Странно. Как часто он слышал, как мать произносит это слово, с легкой удовлетворенной улыбкой, обнаруживая еще один изъян на ткани вселенной (как ей казалось), еще одно несовпадение души и планеты.

Странно: много лет все его друзья рыдали в свои бокалы, что разбили матерям сердца, не женившись и не заведя детей, а его мать была очень довольна, узнав об ориентации ее сына, и даже гордилась им — как будто это был его хитрый выбор, способ победить если не порабощающую внутреннюю страсть, то ее обычный итог, — смущенно полюбопытствовав о том, как он сумел провернуть это дело против всего мира, и получив в награду какое-то уважение к себе, когда встала на его сторону в этом деле.

Раньше, когда он был маленьким, на Микэник-стрит совсем не было негров — не считая продавца льда; да и в городе их почти не было, во всяком случае, за пределами района Сансет, который он в возрасте трех или четырех лет называл Коричневым городом, через который он с матерью проезжал на трамвае. Вместе с другими мальчишками из его квартала он бегал за толкавшим свою тележку старым длинноруким продавцом льда, огромным и сильным, ожидая, когда он будет кидать в них куски твердого, в белых прожилках, льда. Он помнил ужасные щипцы, которыми продавец хватал куски и швырял их в его обтянутую резиной спину. Мокрая тележка рекламировала «Уголь и Лед»[241], и он всегда размышлял, как это в одном месте продаются огонь и холод, грязь и чистота.

Он вернул письмо в конверт и внезапно опечалился, мельком увидев нетерпеливого восприимчивого ребенка и скучая по нему: тот исчез, в этом теле он остался один.
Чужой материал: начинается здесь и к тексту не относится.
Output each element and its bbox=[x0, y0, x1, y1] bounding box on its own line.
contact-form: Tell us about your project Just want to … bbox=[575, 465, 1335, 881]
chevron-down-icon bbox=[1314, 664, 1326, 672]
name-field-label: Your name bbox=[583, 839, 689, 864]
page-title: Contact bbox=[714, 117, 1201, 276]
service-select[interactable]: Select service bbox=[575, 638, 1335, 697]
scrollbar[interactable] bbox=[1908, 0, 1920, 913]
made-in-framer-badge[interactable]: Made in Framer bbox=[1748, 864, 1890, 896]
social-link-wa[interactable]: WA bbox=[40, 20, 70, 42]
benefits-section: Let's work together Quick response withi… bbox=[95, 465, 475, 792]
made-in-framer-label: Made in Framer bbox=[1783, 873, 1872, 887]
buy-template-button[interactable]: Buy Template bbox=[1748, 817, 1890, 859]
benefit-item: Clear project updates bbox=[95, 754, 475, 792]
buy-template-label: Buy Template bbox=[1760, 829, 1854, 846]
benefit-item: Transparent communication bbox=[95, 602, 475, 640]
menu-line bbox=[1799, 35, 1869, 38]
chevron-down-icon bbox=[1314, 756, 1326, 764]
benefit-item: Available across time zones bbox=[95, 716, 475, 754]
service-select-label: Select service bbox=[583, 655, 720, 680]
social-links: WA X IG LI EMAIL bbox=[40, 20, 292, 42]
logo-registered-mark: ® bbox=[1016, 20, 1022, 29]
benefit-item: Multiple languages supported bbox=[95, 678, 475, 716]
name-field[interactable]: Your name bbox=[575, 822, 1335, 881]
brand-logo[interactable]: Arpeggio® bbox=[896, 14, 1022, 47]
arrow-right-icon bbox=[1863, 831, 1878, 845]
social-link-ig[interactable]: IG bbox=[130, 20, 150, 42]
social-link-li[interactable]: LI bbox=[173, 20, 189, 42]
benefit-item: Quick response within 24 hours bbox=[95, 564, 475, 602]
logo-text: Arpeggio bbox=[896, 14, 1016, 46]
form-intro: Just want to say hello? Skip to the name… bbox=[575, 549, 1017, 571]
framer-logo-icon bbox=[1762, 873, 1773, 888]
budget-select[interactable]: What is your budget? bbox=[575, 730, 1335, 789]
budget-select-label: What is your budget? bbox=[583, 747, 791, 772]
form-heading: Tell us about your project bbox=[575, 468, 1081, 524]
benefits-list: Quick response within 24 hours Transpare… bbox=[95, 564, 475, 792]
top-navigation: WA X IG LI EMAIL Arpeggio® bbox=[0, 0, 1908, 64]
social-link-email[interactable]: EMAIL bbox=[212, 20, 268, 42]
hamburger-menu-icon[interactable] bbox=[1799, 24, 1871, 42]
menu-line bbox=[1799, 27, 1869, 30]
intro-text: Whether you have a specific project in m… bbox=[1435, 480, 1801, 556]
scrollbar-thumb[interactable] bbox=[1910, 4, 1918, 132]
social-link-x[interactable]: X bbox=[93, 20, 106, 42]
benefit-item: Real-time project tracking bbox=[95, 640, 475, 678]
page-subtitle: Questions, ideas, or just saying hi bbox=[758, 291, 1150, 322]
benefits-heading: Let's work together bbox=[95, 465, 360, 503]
Удивительно и ужасно, как дети любят этот мир и поглощают его весь день напролет, несмотря ни на что, ни на что.

В городе трудно было найти менее подходящую улицу для дома матери, чем Микэник, хотя сама она этого не замечала; довольная своим несоответствием всему вокруг, она шествовала на рынок мимо сражающихся польских домохозяек и детей с остриженными из-за вшей головами, игравших в чижика и дымивших в переулках: она шла в остатках одного из своих древних эстетических костюмов, с распущенными волосами. В угловом магазине она покупала ужасную желтую газету и коробку турецких сигарет, а потом звонила, разговаривая так, что слышал весь магазин; возможно, она звонила директору школы, объясняя отсутствие сына в классе: тем временем мальчик стоял рядом (в отличие от нее, у него не получалось считать себя невидимым, думать и делать вид, что думает, будто люди не замечают тебя или не обращают на тебя внимания) и сосредоточенно разглядывал свои ботинки.

Возвращаясь в свой подвал, где она лежала на пахнущем плесенью диване, курила ароматную сигарету и читала ему газету (отвратительные преступления и странные случайности), он обнаруживал, что легче быть на ее стороне против всего мира. Они были не единственными на этой улице (она позволила ему это узнать), кто живет без мужа или отца; они просто были единственные, которым гордость мешала лгать, как другие, называвшие себя миссис и утверждавшие, что их мужья путешествуют или погибли на войне. Его гордость не мешала ему лгать, и он лгал в школе и на улице; но он гордился ее гордостью и принимал ее за свою.